Sheep shoot streetview vision on the islands Google forgot




Sick of waiting for Google to turn up with their Street View car, a Faroe Islands‘ inhabitant has instead employed the islands’ sheep to do the job for them. Welcome to SheepView360, the planet’s first and only (we’re fairly confident in saying) geo-spacial video project shot entirely by ovines.

The concept, which has grabbed international headlines, is the wild and woolly brainchild of Visit Faroe Islands employee Durita Dahl Andreassen, who felt that the world was ignoring the Faroes, a remote archipelago in the midst of the Atlantic Ocean, out of ignorance about what’s there. The tourism site have launched a petition to try and force the giant American multinational tech company to stop blanking them, using the hashtag #wewantgooglestreetview.

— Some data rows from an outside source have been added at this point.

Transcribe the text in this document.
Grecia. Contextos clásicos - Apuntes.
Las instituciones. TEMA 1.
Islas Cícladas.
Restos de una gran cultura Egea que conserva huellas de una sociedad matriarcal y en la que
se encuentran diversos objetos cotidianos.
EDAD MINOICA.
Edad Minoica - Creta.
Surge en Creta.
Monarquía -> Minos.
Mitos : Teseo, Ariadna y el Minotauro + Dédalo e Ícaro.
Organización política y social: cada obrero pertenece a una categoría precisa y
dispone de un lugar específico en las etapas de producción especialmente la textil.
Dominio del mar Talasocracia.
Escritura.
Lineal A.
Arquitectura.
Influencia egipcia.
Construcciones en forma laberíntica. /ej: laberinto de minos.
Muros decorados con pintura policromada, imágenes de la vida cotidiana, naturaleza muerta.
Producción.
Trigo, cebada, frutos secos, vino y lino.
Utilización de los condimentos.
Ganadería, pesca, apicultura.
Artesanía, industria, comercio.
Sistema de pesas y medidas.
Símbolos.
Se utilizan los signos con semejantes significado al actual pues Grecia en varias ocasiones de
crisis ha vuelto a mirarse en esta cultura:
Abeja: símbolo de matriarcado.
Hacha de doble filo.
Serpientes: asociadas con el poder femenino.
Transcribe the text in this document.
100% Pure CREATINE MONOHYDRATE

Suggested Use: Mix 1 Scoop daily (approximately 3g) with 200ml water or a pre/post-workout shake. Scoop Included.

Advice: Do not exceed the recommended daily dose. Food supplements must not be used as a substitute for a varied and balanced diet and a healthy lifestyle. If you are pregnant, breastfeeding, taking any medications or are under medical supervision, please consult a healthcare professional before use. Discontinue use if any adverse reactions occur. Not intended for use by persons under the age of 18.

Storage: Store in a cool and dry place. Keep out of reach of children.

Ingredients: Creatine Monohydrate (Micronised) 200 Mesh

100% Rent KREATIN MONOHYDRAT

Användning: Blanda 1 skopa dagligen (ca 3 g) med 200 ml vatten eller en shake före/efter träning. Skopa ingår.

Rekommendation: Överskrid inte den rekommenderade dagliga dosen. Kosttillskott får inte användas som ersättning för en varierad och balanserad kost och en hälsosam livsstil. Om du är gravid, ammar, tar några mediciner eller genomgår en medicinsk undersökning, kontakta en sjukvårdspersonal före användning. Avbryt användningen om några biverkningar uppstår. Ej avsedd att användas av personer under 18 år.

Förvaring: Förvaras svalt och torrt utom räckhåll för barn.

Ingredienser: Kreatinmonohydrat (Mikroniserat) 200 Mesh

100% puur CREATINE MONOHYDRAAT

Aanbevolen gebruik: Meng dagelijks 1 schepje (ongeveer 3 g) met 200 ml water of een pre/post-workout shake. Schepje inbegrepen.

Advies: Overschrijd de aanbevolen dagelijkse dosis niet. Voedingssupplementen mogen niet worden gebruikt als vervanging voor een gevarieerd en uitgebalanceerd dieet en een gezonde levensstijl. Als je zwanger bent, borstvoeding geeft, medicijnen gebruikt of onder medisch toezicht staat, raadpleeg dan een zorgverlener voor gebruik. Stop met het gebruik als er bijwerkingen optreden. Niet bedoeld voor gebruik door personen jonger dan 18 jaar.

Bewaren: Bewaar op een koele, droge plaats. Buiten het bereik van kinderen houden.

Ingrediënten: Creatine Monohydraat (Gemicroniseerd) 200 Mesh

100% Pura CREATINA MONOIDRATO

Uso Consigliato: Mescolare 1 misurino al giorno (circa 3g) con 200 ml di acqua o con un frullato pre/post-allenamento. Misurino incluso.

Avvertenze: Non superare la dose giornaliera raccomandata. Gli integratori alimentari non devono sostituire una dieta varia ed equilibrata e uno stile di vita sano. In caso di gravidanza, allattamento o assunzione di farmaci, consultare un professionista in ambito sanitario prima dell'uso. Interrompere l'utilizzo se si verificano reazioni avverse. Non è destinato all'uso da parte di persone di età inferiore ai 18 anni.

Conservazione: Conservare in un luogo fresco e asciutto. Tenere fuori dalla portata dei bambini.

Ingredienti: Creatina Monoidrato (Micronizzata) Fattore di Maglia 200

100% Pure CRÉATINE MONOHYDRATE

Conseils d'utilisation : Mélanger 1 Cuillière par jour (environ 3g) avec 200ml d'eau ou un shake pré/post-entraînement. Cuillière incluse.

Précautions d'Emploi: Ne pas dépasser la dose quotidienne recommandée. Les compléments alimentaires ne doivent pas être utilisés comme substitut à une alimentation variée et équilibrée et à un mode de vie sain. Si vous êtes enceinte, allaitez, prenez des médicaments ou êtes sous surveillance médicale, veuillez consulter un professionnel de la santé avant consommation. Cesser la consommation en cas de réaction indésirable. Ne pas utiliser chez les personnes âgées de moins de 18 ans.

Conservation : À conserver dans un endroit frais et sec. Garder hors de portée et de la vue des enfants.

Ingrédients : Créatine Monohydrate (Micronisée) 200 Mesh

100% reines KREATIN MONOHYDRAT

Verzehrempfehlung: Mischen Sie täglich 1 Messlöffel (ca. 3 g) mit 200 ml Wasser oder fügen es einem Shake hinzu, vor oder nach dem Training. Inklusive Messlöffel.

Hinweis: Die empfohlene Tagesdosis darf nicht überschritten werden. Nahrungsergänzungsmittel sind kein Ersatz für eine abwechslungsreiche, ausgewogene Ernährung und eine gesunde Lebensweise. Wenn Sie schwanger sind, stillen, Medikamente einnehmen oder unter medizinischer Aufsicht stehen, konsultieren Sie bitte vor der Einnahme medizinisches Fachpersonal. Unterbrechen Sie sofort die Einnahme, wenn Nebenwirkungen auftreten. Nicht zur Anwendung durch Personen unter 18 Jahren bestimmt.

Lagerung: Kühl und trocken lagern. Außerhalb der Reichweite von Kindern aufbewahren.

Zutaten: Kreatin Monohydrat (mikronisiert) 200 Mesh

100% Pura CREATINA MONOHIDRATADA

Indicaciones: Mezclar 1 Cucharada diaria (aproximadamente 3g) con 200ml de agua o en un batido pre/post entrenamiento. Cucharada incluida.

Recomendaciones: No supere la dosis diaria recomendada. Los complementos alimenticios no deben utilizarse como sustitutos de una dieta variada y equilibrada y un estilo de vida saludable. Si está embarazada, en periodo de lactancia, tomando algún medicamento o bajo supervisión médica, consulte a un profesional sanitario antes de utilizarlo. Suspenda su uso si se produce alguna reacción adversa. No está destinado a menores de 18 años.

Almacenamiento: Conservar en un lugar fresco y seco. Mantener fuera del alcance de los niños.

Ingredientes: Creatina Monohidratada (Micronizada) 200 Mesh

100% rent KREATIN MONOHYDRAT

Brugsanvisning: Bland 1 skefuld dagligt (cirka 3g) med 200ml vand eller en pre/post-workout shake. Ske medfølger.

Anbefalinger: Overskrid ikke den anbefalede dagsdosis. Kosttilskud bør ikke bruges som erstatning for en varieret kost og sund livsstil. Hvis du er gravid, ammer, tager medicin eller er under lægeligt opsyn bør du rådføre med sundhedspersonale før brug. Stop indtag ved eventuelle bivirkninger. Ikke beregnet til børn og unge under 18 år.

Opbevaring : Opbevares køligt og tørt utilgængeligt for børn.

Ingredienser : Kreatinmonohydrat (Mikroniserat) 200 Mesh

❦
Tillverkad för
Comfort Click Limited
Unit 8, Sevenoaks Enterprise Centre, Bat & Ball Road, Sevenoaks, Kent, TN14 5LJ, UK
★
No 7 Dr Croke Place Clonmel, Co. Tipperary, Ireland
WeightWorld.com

The rugged isles, which are found roughly halfway between Scotland and Iceland, are self governing, but technically form part of the Kingdon of Denmark. They’re home to a population of around 48,000 people and about 80,000 sheep, which run wild around the 18 islands. In Danish the name translates as ‘the islands of sheep’.

How appropriate, then, that the animals are now acting as ambassadors for their homeland. With the help of a local shepherd, solar-powered cameras have been mounted on special harnesses and attached to the back of five animals. While the animals munch and move around, the technology records vision and GPS co-ordinates and transmits the information back to Andreassen’s phone. She then uploads them onto Google Street View, putting the Faroe’s on the modern map.

Durita with one of the sheepview employees. A baaaarmy but brilliant idea.
Durita with one of the sheepview employees. A baaaarmy but brilliant idea.

‘The Faroe Islands have some of the most beautiful roads in the world,’ argues Andreassen on her blog. ‘It is impossible to describe what it feels like driving through the green valleys and up the mountains, or alongside the ocean, surrounded by steep drops and tall cliffs.’

‘But there is a problem. Unlike almost all other parts of Europe, we don’t exist on Google Street View. The Faroe Islands may be rugged and remote but this collection of 18 islands in the North Atlantic also provide some of the world’s most magical landscapes and it is time that this hidden Nordic nation is revealed to the world.

‘Taking matters into my own hands, I decided to create my own version of Street View – Sheep View 360.’

You can see the first results here. And Andreassen would like to stress that no sheep have been harmed in the making of this film.